Un deuxième musée, plus petit, a été créé en 1964 et a fonctionné pendant quelques années avant que le musée actuel ne soit inauguré à son emplacement principal, le Palais Eskeles, dans la Dorotheergasse, le 18 novembre 1993.

Alors que le musée Judenplatz se concentre uniquement sur l’époque médiévale, le musée principal présente le récit complet de la communauté juive de Vienne, avec une collection Judaica provenant de plus de 100 synagogues qui ont été détruites en Autriche, ainsi que des institutions juives qui ont été contraintes de fermer et des résidences privées.

Le Musée juif de Vienne qui donne un aperçu de l’histoire et de la vie actuelle des Juifs dans la capitale autrichienne, Vienne, Autriche, le 25 août 2024. Photo de Joshua Marks.

Le musée raconte l’histoire de la deuxième communauté juive de Vienne, qui fut rétablie 180 ans après son expulsion en 1421. Leur retour dans la ville fut facilité par le besoin de soutien financier de l’empereur, notamment pendant la guerre de Trente Ans de 1618 à 1648. Cette deuxième communauté juive fut officiellement établie en 1624 lorsque l’empereur Ferdinand II délivra un brevet le 6 décembre, plaçant la population juive sous la protection de la Maison d’Autriche. Il lui alloua une partie de l’Unterer Werd dans le deuxième arrondissement pour leur installation.

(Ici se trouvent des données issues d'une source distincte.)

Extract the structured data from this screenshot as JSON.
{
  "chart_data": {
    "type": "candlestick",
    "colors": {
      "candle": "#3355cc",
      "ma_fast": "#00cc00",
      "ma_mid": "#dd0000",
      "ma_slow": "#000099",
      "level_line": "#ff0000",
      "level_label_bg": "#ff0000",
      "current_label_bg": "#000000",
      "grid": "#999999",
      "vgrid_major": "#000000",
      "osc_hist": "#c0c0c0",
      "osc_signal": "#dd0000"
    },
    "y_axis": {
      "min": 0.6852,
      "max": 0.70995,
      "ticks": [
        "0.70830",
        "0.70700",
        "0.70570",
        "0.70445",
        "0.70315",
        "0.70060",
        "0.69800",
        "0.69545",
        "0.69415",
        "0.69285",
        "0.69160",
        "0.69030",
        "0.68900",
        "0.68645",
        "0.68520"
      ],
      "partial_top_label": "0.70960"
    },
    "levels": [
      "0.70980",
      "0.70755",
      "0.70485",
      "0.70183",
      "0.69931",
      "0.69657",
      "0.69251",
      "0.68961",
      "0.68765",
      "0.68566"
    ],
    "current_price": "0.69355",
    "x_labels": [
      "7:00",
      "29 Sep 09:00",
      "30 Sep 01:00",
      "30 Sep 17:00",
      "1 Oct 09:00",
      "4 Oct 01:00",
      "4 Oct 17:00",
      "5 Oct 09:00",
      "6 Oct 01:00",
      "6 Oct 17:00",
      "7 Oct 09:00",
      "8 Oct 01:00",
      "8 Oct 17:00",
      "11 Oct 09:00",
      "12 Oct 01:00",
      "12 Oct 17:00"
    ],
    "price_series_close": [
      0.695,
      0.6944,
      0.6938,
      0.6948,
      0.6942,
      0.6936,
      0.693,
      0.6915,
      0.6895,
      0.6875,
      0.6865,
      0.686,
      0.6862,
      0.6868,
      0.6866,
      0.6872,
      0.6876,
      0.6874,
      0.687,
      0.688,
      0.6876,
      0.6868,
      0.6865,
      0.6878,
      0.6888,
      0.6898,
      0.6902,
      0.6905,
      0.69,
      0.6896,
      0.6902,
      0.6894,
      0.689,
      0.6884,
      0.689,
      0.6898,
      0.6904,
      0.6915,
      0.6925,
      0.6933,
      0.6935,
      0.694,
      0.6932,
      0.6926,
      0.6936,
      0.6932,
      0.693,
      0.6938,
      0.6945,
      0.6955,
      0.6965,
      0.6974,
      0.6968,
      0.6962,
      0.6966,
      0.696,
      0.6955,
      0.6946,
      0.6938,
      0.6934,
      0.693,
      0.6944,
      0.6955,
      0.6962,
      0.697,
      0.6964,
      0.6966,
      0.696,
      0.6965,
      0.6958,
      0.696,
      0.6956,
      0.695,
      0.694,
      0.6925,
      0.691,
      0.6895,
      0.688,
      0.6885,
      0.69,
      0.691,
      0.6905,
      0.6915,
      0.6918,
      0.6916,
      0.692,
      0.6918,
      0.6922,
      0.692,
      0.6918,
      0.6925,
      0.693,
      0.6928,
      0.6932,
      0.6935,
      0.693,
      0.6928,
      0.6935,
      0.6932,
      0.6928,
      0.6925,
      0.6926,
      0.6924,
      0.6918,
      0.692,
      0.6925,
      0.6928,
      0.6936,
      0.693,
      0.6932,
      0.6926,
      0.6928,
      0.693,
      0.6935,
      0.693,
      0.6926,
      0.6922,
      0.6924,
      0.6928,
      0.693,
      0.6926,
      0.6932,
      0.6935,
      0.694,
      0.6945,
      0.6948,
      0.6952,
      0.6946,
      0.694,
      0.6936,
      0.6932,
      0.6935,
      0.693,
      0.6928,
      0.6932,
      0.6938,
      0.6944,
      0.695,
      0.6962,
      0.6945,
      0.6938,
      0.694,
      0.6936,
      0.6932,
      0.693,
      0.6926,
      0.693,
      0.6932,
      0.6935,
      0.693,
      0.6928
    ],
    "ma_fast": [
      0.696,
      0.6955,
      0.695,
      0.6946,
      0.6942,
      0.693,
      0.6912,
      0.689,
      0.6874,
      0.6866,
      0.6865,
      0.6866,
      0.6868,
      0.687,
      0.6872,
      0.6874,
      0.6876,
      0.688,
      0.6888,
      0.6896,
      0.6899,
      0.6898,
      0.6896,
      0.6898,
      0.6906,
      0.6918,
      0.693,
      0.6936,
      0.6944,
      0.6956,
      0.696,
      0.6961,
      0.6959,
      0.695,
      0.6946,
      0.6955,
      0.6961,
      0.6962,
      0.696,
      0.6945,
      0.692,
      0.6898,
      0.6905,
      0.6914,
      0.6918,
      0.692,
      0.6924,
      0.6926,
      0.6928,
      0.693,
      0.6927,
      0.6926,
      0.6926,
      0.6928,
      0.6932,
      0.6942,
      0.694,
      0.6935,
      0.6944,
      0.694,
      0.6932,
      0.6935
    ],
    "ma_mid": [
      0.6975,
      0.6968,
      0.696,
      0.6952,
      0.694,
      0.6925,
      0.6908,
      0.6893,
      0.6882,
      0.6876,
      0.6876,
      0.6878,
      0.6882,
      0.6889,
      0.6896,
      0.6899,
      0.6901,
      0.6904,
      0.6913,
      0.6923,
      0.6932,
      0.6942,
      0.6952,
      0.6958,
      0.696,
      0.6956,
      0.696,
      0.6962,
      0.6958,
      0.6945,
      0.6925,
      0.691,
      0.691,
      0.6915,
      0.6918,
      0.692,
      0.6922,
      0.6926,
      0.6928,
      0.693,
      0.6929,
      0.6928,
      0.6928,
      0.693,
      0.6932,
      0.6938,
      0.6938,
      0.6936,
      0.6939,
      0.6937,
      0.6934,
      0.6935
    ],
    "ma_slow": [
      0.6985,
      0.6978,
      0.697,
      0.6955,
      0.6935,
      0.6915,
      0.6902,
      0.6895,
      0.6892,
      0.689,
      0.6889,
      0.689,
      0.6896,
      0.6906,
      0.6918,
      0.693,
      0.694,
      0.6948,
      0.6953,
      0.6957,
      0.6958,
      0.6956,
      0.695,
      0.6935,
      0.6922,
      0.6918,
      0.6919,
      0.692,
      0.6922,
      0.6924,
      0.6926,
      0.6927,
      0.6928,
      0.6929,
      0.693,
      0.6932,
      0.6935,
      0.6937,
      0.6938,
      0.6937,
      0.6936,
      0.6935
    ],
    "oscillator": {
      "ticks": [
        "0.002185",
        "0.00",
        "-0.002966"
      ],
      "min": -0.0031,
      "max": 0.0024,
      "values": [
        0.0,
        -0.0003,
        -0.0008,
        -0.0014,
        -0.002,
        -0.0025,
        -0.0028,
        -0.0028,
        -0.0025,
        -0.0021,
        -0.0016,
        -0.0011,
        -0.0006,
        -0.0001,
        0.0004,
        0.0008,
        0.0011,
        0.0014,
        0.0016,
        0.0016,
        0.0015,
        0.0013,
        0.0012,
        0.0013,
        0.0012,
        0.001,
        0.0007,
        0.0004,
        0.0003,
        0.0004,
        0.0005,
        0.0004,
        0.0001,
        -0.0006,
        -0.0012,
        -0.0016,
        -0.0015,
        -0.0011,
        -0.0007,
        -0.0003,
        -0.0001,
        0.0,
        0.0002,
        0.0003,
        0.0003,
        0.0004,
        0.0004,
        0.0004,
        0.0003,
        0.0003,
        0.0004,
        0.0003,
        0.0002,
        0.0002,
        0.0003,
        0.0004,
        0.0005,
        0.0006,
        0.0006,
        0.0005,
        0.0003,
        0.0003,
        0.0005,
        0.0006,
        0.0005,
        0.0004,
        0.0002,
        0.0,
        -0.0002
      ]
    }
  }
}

Pour la deuxième des trois expulsions, les Juifs furent expulsés de Vienne par décret de l’empereur du Saint-Empire romain germanique Léopold Ier en 1669, principalement pour des motifs économiques et religieux, l’expulsion proprement dite ayant lieu en 1670. Les habitants antisémites renommèrent la zone qui servait autrefois de quartier juif Leopoldstadt en son honneur.

Le sentiment antijuif resta répandu dans les territoires des Habsbourg, comme en témoigne l’expulsion de 20 000 Juifs de Prague par Marie-Thérèse en 1744, ce qui représentait la dernière expulsion des Juifs en Europe centrale avant 1933. En 1777, Marie-Thérèse exprima son opinion sur la communauté juive en déclarant : « Je ne connais pas de plus grand fléau que cette race, dont la tromperie, l’usure et l’avarice réduisent les gens à la mendicité et qui se livrent à toutes les transactions peu honorables qui seraient odieuses pour une personne honnête. »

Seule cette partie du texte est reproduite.